The Sept. 6 decision refuses to exclude the tax preparers’ evidence of an email survey that they commissioned. Parts of the defendants’ expert opinion relies on that survey, and that survey can stay intact as well, U.S. District Judge Beryl Howell ruled in Washington.
Though the government claimed that the survey uses inferior methodology, Howell said such “defects do not undermine the survey and the expert’s reliance on it so overwhelmingly that they render the survey wholly irrelevant or unreliable – and therefore inadmissible.”
Howell unsealed the 15-page decision on Dec. 8.
In a May 2011 lawsuit, the Justice Department said H&R Block’s acquisition of TA IX’s subsidiary 2SS Holdings would lessen competition in a growing market, causing higher prices and reduced innovation.

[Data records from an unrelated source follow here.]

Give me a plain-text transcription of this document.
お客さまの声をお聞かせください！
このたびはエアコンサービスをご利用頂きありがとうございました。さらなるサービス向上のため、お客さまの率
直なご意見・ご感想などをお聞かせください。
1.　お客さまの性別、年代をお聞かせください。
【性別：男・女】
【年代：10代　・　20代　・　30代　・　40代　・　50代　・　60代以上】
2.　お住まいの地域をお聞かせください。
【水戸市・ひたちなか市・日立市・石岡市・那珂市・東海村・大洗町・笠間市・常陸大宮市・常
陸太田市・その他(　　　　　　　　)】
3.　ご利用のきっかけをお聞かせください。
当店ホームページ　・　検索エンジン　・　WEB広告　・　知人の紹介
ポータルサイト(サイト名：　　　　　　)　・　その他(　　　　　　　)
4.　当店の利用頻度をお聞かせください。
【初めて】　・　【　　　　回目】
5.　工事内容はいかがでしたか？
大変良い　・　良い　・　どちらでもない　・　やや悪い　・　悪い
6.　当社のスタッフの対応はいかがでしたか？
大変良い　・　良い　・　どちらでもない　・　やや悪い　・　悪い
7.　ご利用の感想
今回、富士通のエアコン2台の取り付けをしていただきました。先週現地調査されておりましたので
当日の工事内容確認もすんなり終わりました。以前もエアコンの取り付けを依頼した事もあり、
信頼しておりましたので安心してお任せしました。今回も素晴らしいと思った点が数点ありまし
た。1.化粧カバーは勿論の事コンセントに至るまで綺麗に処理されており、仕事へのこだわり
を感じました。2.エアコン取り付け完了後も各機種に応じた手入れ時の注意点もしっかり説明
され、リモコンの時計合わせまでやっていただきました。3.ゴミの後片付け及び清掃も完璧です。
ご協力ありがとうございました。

About a quarter of the 140 million Americans who filed taxes last year did so using digital products, according to the complaint.
H&R Block and TA IX represent the second and third largest providers. Intuit, which makes Turbo Tax, is the biggest and is not a party to the government’s lawsuit.
In an October 2010 transaction valued at $287.5 million, H&R Block agreed to buy 2SS Holdings TA IX, which created TaxACT and calls itself a “maverick” in the business, according to the complaint. The company started out by offering the same do-it-yourself (DIY) products for free or significantly lower prices.